I don’t agree that that is how significance testing is typically used. The wording is odd to me. If I said there is evidence from a well-designed experiment(s) to suggest a coin is unfair, I am not stating that as a truth with a capital T certainty, but as evidence for, and at a certain alpha level, and I allow for errors and discuss any assumptions.

“A quick calculation finds that it takes 16 times the sample size to estimate an interaction as a main effect, and given that we are lucky if our studies are powered well enough to estimate main effects of interest, it will typically be hopeless to try to obtain the near-certainty regarding interactions”

Then change the design to not do interactions, and/or get a larger sample (may need to save up some $). That still might be preferable to using a prior to get at the interaction. And did that 16 come from replacing uncertainty with certainty? ;)

Justin

Justin, it is all over the place in applied research. You routinely see papers thresholding results as follows:

1. Run a bunch of analyses on everything

2. Report which ones p 0.05

4. Report LS means or sample statistics for the responses passing #2.

I see a lot of sophisticated stat types getting on Andrew’s case for “strawman NHST”, but what he is describing is rampant and widespread. Besides, I have never seen a rigorous research program out in the wild cleaving to a Neyman-Pearson decision framework consistently for long enough for type I error rates to matter…

‘then change the design to not do interactions’. I’m curious to see how you see that playing out in most real applied cases. Also, what’s the problem with a prior on an interaction? is making some assumptions about the shape of a parameter of interest egregiously worse than the myriad of other assumptions made in your favorite stats? Or is that just the one you think is rhetorically easiest to pick on? why is this assumption worse than, say, setting an utterly arbitrary alpha level? subjectivity is all around us.

Andrew:

I was thinking the other day: it’s great that there is a group of people with extraordinary statistical expertise who can identify problems with NHST and suggest alternatives; but if any method is going to be trickled down into daily use and standard practice, it’s going to be used by a much broader group of people with substantially less statistical expertise. Under those conditions, there will always be people who just want to put guts in the machine and get sausage out, and not worry too much about what happens inside. What will the shortcomings of the alternative methods be under those circumstances?

Not defending NHST by any means.
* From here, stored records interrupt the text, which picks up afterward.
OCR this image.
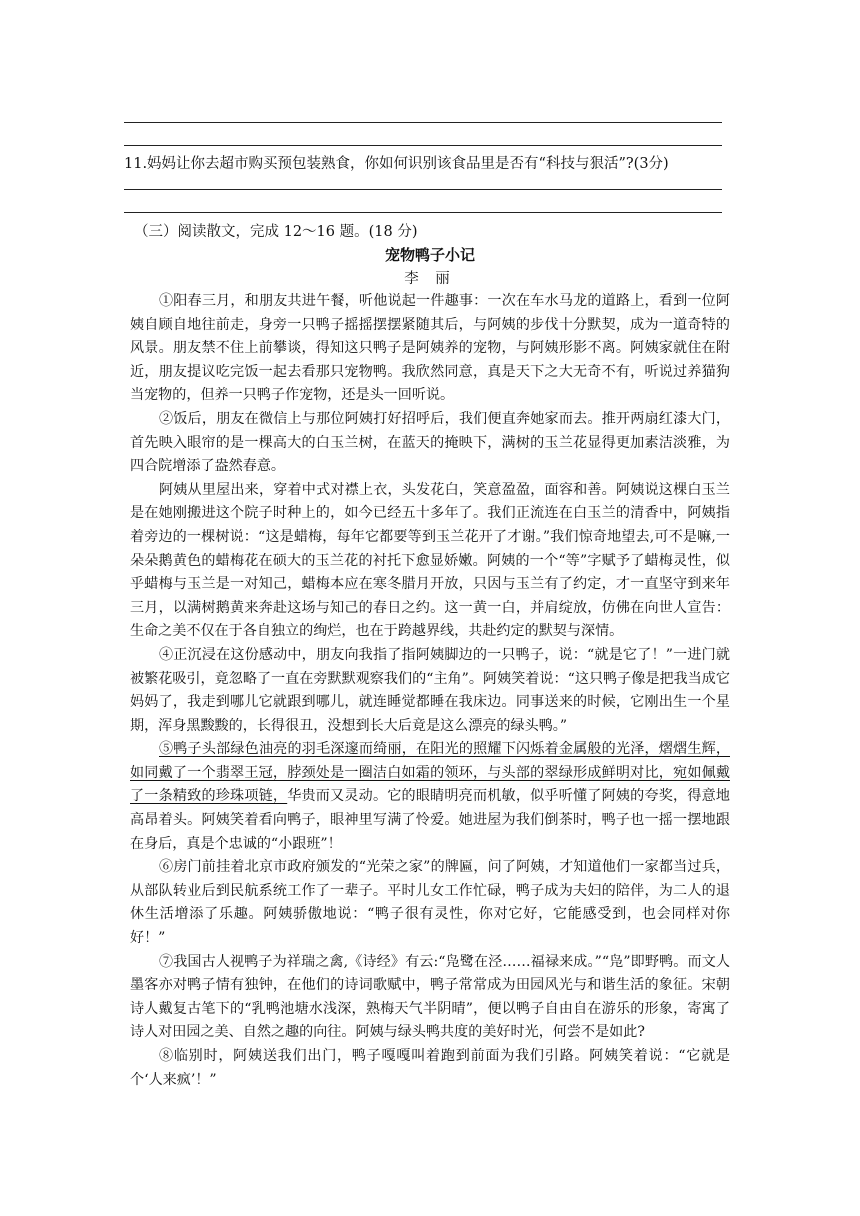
11.妈妈让你去超市购买预包装熟食，你如何识别该食品里是否有“科技与狠活”?(3分)
（三）阅读散文，完成 12～16 题。(18 分)
宠物鸭子小记
李 丽

①阳春三月，和朋友共进午餐，听他说起一件趣事：一次在车水马龙的道路上，看到一位阿姨自顾自地往前走，身旁一只鸭子摇摇摆摆紧随其后，与阿姨的步伐十分默契，成为一道奇特的风景。朋友禁不住上前攀谈，得知这只鸭子是阿姨养的宠物，与阿姨形影不离。阿姨家就住在附近，朋友提议吃完饭一起去看那只宠物鸭。我欣然同意，真是天下之大无奇不有，听说过养猫狗当宠物的，但养一只鸭子作宠物，还是头一回听说。

②饭后，朋友在微信上与那位阿姨打好招呼后，我们便直奔她家而去。推开两扇红漆大门，首先映入眼帘的是一棵高大的白玉兰树，在蓝天的掩映下，满树的玉兰花显得更加素洁淡雅，为四合院增添了盎然春意。

阿姨从里屋出来，穿着中式对襟上衣，头发花白，笑意盈盈，面容和善。阿姨说这棵白玉兰是在她刚搬进这个院子时种上的，如今已经五十多年了。我们正流连在白玉兰的清香中，阿姨指着旁边的一棵树说：“这是蜡梅，每年它都要等到玉兰花开了才谢。”我们惊奇地望去,可不是嘛,一朵朵鹅黄色的蜡梅花在硕大的玉兰花的衬托下愈显娇嫩。阿姨的一个“等”字赋予了蜡梅灵性，似乎蜡梅与玉兰是一对知己，蜡梅本应在寒冬腊月开放，只因与玉兰有了约定，才一直坚守到来年三月，以满树鹅黄来奔赴这场与知己的春日之约。这一黄一白，并肩绽放，仿佛在向世人宣告：生命之美不仅在于各自独立的绚烂，也在于跨越界线，共赴约定的默契与深情。

④正沉浸在这份感动中，朋友向我指了指阿姨脚边的一只鸭子，说：“就是它了！”一进门就被繁花吸引，竟忽略了一直在旁默默观察我们的“主角”。阿姨笑着说：“这只鸭子像是把我当成它妈妈了，我走到哪儿它就跟到哪儿，就连睡觉都睡在我床边。同事送来的时候，它刚出生一个星期，浑身黑黢黢的，长得很丑，没想到长大后竟是这么漂亮的绿头鸭。”

⑤鸭子头部绿色油亮的羽毛深邃而绮丽，在阳光的照耀下闪烁着金属般的光泽，熠熠生辉，如同戴了一个翡翠王冠，脖颈处是一圈洁白如霜的领环，与头部的翠绿形成鲜明对比，宛如佩戴了一条精致的珍珠项链，华贵而又灵动。它的眼睛明亮而机敏，似乎听懂了阿姨的夸奖，得意地高昂着头。阿姨笑着看向鸭子，眼神里写满了怜爱。她进屋为我们倒茶时，鸭子也一摇一摆地跟在身后，真是个忠诚的“小跟班”！

⑥房门前挂着北京市政府颁发的“光荣之家”的牌匾，问了阿姨，才知道他们一家都当过兵，从部队转业后到民航系统工作了一辈子。平时儿女工作忙碌，鸭子成为夫妇的陪伴，为二人的退休生活增添了乐趣。阿姨骄傲地说：“鸭子很有灵性，你对它好，它能感受到，也会同样对你好！”

⑦我国古人视鸭子为祥瑞之禽,《诗经》有云:“凫鹭在泾……福禄来成。”“凫”即野鸭。而文人墨客亦对鸭子情有独钟，在他们的诗词歌赋中，鸭子常常成为田园风光与和谐生活的象征。宋朝诗人戴复古笔下的“乳鸭池塘水浅深，熟梅天气半阴晴”，便以鸭子自由自在游乐的形象，寄寓了诗人对田园之美、自然之趣的向往。阿姨与绿头鸭共度的美好时光，何尝不是如此?

⑧临别时，阿姨送我们出门，鸭子嘎嘎叫着跑到前面为我们引路。阿姨笑着说：“它就是个‘人来疯’！”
But the more widely any method is used the more widely it will be abused. so that’s something to consider.

Jim:

I agree.

For example, suppose we characterize the current standard approach as:

Approach 0: Compute classical confidence intervals and then report YES THERE’S AN EFFECT if the interval clearly excludes zero and report MAYBE THERE’S A SMALL EFFECT if the endpoint of the interval is very close to zero and report THERE’S NO EFFECT if zero is well within the interval.

Now consider the following reform:

Approach 1: Use the same classification rule as above but with Bayesian posterior intervals. I think this approach would be an improvement, because it lets us include prior information. But it still has major problems.

Then we can move to:

Approach 2: Do Approach 1, but instead of looking at comparisons or estimates one at a time, look at all of them at once, if possible embedding them in a hierarchical model. I think this would be a further improvement, because it uses more information and helps us avoid selection bias relating to forking paths. But it still has the problem that it’s extracting certainty from uncertainty.

So this moves to some sort of:

Approach 3: Do good modeling and report uncertainty intervals conditional on the model, but don’t use overlap-with-zero as a way of making strong deterministic-sounding statements.